A Modeling Checklist
When reading a problem:
- Identify resources.
- Identify consumers.
- Identify capacities.
- Identify minimum requirements.
- Identify costs.
- Identify dependencies.
- Determine whether time matters.
- Determine whether reliability matters.
- Decide whether the problem is feasibility or optimization.
- Select the simplest flow template that fits.
Discussion
The hardest part of network flow is rarely the algorithm. Dinic, Hopcroft-Karp, Hungarian, and min-cost flow are well understood. The real challenge is modeling.
Experienced practitioners spend most of their effort converting domain constraints into graph structure. Once the graph accurately represents the problem, the algorithm is often straightforward.

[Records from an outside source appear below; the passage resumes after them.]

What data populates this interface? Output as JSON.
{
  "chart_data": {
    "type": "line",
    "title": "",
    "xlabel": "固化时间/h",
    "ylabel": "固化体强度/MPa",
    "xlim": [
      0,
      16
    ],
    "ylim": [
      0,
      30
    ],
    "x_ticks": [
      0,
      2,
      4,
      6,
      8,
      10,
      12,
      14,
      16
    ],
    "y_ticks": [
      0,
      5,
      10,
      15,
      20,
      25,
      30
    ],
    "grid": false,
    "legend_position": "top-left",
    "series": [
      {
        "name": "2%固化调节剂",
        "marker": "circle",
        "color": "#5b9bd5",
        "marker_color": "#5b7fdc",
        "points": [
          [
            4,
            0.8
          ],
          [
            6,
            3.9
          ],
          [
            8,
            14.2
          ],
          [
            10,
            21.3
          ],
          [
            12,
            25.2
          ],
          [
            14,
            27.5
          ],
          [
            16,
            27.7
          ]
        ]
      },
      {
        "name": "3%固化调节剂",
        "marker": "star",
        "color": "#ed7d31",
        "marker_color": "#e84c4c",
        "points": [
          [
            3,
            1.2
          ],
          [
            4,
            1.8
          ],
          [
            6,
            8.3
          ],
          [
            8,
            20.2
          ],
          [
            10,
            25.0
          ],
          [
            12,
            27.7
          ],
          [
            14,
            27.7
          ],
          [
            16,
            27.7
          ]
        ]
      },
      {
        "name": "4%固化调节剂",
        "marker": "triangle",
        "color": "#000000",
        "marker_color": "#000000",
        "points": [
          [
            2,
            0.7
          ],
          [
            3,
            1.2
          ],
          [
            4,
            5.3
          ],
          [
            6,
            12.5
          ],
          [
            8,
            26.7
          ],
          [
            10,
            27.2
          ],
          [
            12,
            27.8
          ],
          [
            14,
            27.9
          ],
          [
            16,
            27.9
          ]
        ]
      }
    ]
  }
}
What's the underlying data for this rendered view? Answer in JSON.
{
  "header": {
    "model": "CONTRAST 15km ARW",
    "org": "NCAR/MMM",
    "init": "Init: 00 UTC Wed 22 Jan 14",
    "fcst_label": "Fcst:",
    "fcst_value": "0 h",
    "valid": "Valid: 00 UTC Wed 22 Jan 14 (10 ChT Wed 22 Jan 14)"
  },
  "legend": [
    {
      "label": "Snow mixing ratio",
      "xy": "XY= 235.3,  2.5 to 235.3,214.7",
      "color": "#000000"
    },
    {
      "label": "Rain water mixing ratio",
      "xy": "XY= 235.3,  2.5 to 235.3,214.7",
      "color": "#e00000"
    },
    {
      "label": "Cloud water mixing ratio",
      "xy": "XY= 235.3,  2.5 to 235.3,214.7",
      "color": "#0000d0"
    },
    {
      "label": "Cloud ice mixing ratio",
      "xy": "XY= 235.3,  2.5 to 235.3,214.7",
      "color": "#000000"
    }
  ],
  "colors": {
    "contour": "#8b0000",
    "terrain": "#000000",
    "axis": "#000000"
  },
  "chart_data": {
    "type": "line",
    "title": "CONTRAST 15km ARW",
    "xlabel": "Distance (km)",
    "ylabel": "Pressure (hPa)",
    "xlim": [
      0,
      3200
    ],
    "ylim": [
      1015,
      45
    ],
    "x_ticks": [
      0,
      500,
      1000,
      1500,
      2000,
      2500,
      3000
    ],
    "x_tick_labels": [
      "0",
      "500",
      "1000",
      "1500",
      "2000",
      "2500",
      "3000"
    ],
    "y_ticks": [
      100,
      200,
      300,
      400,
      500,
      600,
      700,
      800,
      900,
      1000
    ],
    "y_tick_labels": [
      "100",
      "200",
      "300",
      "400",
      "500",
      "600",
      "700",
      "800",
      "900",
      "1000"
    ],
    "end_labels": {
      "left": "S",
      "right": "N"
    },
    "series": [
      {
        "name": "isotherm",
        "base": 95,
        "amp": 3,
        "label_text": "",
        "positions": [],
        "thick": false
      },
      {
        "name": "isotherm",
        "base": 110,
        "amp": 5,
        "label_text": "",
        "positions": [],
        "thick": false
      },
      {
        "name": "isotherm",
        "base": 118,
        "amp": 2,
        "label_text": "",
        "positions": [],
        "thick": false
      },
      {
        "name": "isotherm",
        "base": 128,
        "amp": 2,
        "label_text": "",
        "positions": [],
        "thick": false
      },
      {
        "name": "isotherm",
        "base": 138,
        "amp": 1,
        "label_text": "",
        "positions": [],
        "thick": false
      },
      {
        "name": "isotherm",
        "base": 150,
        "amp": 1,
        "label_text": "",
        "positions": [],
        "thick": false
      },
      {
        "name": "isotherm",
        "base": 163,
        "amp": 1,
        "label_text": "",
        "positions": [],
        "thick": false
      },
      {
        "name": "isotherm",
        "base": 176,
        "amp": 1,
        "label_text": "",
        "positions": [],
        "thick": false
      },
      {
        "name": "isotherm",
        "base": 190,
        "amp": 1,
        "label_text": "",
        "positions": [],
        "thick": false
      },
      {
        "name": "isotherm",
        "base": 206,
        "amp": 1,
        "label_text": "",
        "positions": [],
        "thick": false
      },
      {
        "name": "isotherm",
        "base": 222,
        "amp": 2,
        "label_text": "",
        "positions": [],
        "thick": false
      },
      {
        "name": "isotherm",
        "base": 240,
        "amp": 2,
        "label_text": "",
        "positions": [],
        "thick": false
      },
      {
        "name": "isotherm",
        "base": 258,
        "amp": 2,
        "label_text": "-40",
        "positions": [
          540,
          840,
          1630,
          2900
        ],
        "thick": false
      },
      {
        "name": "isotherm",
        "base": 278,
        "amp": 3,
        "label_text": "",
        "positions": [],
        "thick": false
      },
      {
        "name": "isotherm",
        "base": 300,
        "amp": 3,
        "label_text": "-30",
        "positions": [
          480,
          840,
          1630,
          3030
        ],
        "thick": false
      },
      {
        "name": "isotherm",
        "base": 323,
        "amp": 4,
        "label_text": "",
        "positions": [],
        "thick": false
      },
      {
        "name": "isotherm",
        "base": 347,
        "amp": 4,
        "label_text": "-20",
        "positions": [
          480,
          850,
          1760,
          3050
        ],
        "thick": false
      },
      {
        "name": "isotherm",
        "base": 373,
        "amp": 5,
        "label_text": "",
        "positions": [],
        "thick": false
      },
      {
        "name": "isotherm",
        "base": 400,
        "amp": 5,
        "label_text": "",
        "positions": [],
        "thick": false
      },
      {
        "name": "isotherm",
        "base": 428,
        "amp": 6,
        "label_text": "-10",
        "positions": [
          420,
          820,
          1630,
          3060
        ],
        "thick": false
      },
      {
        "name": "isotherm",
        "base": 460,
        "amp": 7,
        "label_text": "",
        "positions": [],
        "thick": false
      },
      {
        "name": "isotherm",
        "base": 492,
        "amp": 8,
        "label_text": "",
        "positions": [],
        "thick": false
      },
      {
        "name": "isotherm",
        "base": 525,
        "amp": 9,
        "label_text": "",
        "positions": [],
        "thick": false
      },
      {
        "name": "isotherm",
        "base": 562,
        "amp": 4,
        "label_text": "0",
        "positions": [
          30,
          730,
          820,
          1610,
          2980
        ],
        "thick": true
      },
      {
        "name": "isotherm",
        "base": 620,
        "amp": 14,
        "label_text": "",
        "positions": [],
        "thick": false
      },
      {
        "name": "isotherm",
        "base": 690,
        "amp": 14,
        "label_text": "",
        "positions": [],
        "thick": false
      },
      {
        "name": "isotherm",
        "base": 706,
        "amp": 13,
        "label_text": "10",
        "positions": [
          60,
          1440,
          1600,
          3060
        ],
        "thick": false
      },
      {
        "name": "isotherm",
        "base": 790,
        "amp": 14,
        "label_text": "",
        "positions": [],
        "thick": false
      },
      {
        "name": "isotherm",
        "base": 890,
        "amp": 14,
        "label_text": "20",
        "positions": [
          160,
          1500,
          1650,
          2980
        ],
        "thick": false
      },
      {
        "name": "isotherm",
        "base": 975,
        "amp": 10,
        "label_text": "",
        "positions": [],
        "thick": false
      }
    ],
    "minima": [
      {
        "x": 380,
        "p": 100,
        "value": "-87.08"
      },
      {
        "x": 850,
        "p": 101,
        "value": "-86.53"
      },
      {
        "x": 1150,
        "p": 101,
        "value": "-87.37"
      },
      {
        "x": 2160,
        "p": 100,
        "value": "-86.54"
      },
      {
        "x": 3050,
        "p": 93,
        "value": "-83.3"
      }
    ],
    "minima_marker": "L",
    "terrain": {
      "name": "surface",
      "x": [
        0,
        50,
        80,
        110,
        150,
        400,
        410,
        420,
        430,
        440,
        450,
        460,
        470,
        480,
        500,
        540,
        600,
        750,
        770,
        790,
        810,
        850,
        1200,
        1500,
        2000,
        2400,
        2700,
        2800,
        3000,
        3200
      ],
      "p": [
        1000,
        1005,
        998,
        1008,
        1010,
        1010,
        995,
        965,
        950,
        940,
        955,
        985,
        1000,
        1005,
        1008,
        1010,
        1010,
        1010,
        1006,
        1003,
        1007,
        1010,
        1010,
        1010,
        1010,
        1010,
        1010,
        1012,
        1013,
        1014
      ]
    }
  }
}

This is why network flow remains one of the most important topics in algorithm design. It provides a common language for scheduling, allocation, routing, matching, planning, optimization, and partitioning.
Takeaway
Most practical flow applications are instances of a small set of modeling patterns: supply-demand networks, assignment graphs, routing networks, resource allocation systems, lower-bound feasibility models, cost-optimization networks, and graph cuts.
When confronted with a new optimization problem, focus first on identifying the pattern. Once the structure is recognized, the appropriate flow formulation and algorithm usually become clear.